Price the accessory bundle as a package “at slightly less than what it would cost the consumer to buy all of those related accessories independently.”
“Step two” doesn’t require a lot of text explanation or a high-end graphics treatment, he notes: present the product in a lifestyle context, and let the consumer look at the grouping or at pictures. Prelogar notes that Sprint PCS recently rolled out a new format that placed mobile phone accessories directly near their associated handsets. “They did not use any signs or graphics,” he says. “They took a charger, a leather case and Bluetooth headset and wire-tied the damn things in a jewelry case directly beneath the phone and put a price tag on it.”
Prelogar says the message to consumers shopping that major category should be: “You’re likely to need these things, we’ve done the work for you and picked the top accessory products for this product category. Why not just buy them today?”
Make it a Happy Meal-esque shopping experience, he urges, crediting McDonald’s with offering consumers easy, convenient groupings of products. “Then the only question (for the consumer) should be, ‘Do I want to super-size it?’”
Proximate merchandising of “relevant and related” accessory bundles can “dramatically improve the thru-put of accessory sales,” he says. “This isn’t much of a secret; It’s fairly patently obvious. Companies that really understand this well, particularly with specialty categories, tend to have much bottom line results than their brethren.”
Should a retailer with limited resources do convenience accessory racking or rack them adjacent to their major product category?
Lori Long, manager of consumer marketing for Thomson’s Home Networking Accessories, says doing both is smart, “but the smartest retailer is the one that puts the accessory next to what it attaches to. You have to have a balance of both types of solutions that capture your consumers who understand what they’re buying, and make it simpler for those who don’t understand what they’re buying.”
Long is a champion of the power of packaging, and says, “Strategically, we try to use retail signage and fixturing to help the consumer find the right product and use the package to help pull the sell-through and help the consumer make the right product selection. All of those things work together for a maximum opportunity for the retailer to be profitable and their customer to be delighted.”
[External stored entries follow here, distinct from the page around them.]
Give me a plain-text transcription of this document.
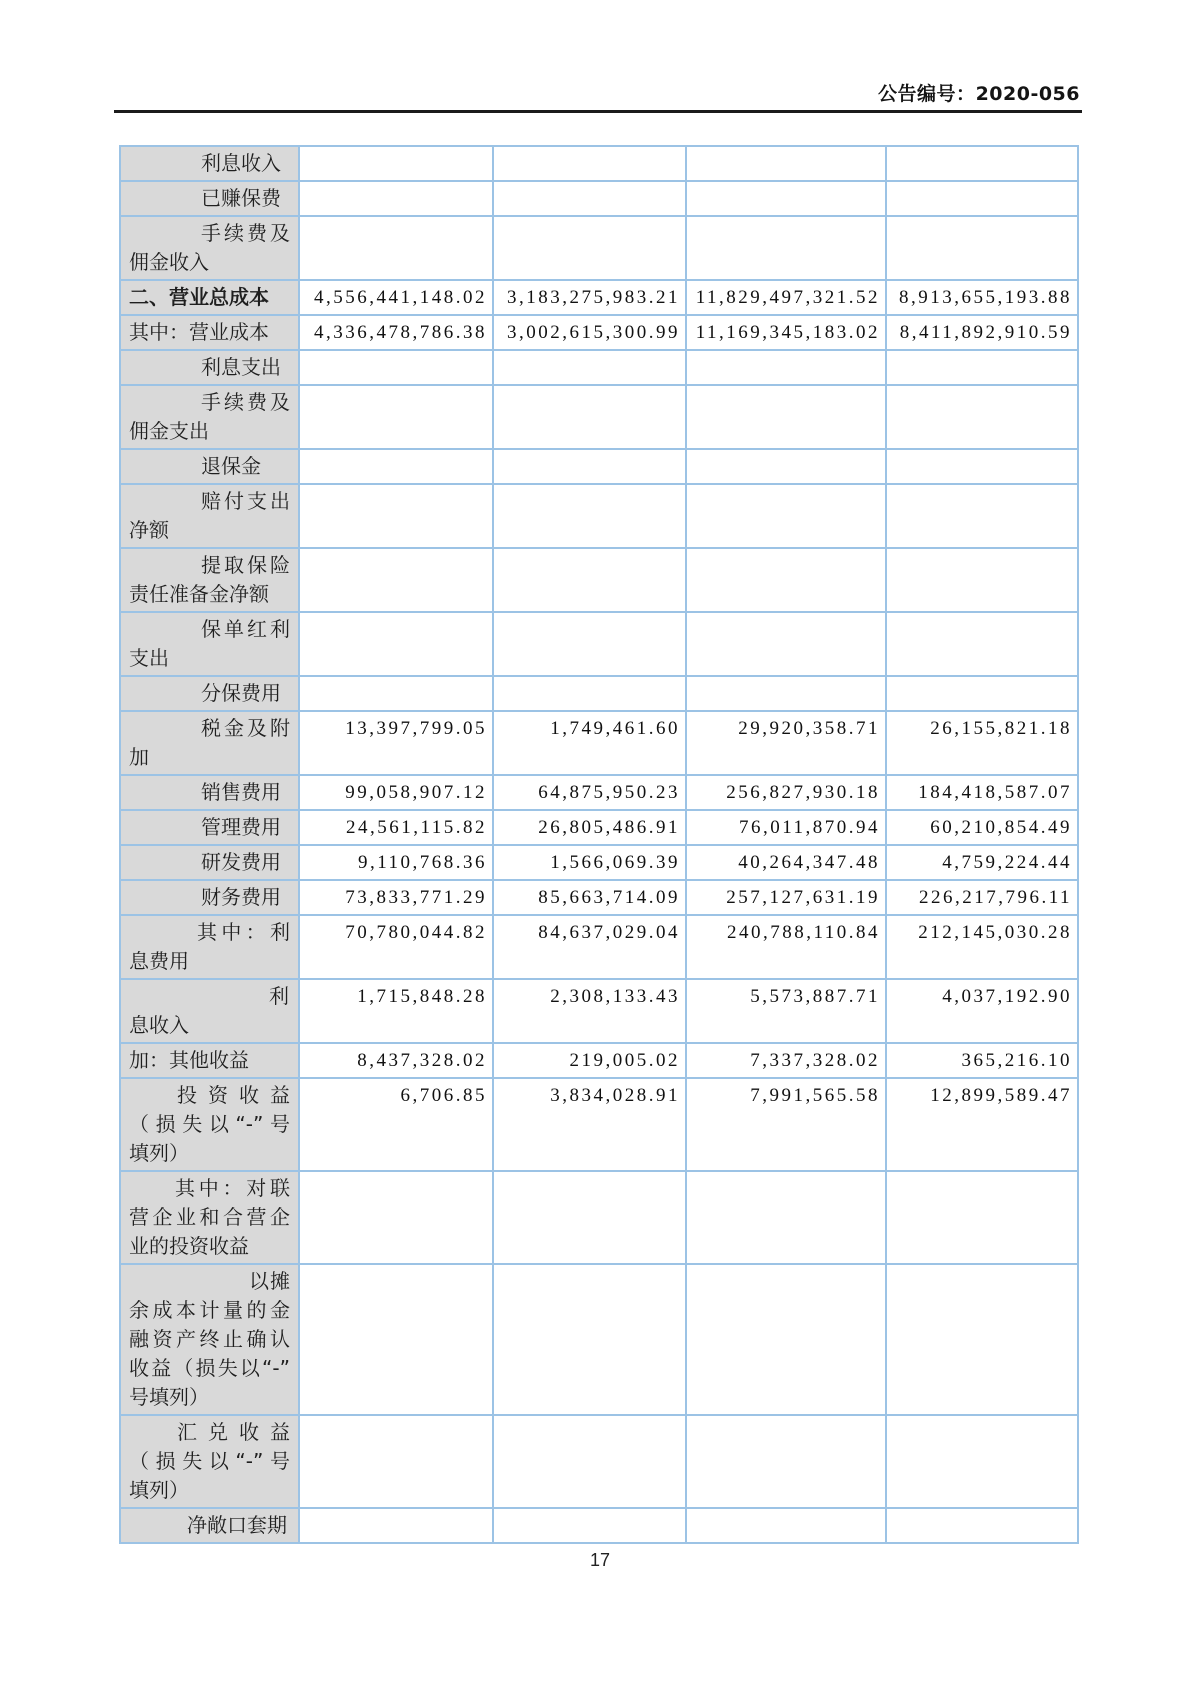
公告编号：2020-056
利息收入				

已赚保费				

手续费及
佣金收入				

二、营业总成本	4,556,441,148.02	3,183,275,983.21	11,829,497,321.52	8,913,655,193.88

其中：营业成本	4,336,478,786.38	3,002,615,300.99	11,169,345,183.02	8,411,892,910.59

利息支出				

手续费及
佣金支出				

退保金				

赔付支出
净额				

提取保险
责任准备金净额				

保单红利
支出				

分保费用				

税金及附
加	13,397,799.05	1,749,461.60	29,920,358.71	26,155,821.18

销售费用	99,058,907.12	64,875,950.23	256,827,930.18	184,418,587.07

管理费用	24,561,115.82	26,805,486.91	76,011,870.94	60,210,854.49

研发费用	9,110,768.36	1,566,069.39	40,264,347.48	4,759,224.44

财务费用	73,833,771.29	85,663,714.09	257,127,631.19	226,217,796.11

其中：利
息费用	70,780,044.82	84,637,029.04	240,788,110.84	212,145,030.28

利
息收入	1,715,848.28	2,308,133.43	5,573,887.71	4,037,192.90

加：其他收益	8,437,328.02	219,005.02	7,337,328.02	365,216.10

投资收益
（损失以“-”号
填列）	6,706.85	3,834,028.91	7,991,565.58	12,899,589.47

其中：对联
营企业和合营企
业的投资收益				

以摊
余成本计量的金
融资产终止确认
收益（损失以“-”
号填列）				

汇兑收益
（损失以“-”号
填列）				

净敞口套期				

17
“Really there is some merit, almost regardless of the size of your store, in doing a little of both,” says Prelogar. “I don’t think that someone who comes in specifically with the objective of purchasing an accessory product should have to ferret it out among the major components in a primary category.”
As for convenience racking, “a 2,000-square-foot retailer can do that just as effectively as Best Buy with an eight-foot quick service wall of merchandise with the most popular accessories. But I don’t think that minimizes, regardless of size of retailer, the benefit of going ahead and bundling the accessory grouping and placing them directly proximate the category,” Prelogar added.
“The accessories market as a whole has truly exploded in the last few years. As more affordable digital SLR cameras enter the marketplace, the demand for high-quality camera bags and accessories have increased exponentially. An increasing number of consumers are moving from point-and-shoot to DSLRs and they will be looking to retailers to educate them on the accessories available providing an incredible opportunity to build their trust and generate sales,” said Nicole Mummenhoff, Senior Vice President of Worldwide Marketing for Lowepro. “Whether selling to beginners, professionals or anyone in between, imaging equipment retailers will find that photographers are looking to protect their investment and rely heavily on the recommendation of their trusted retailer to make that purchase.”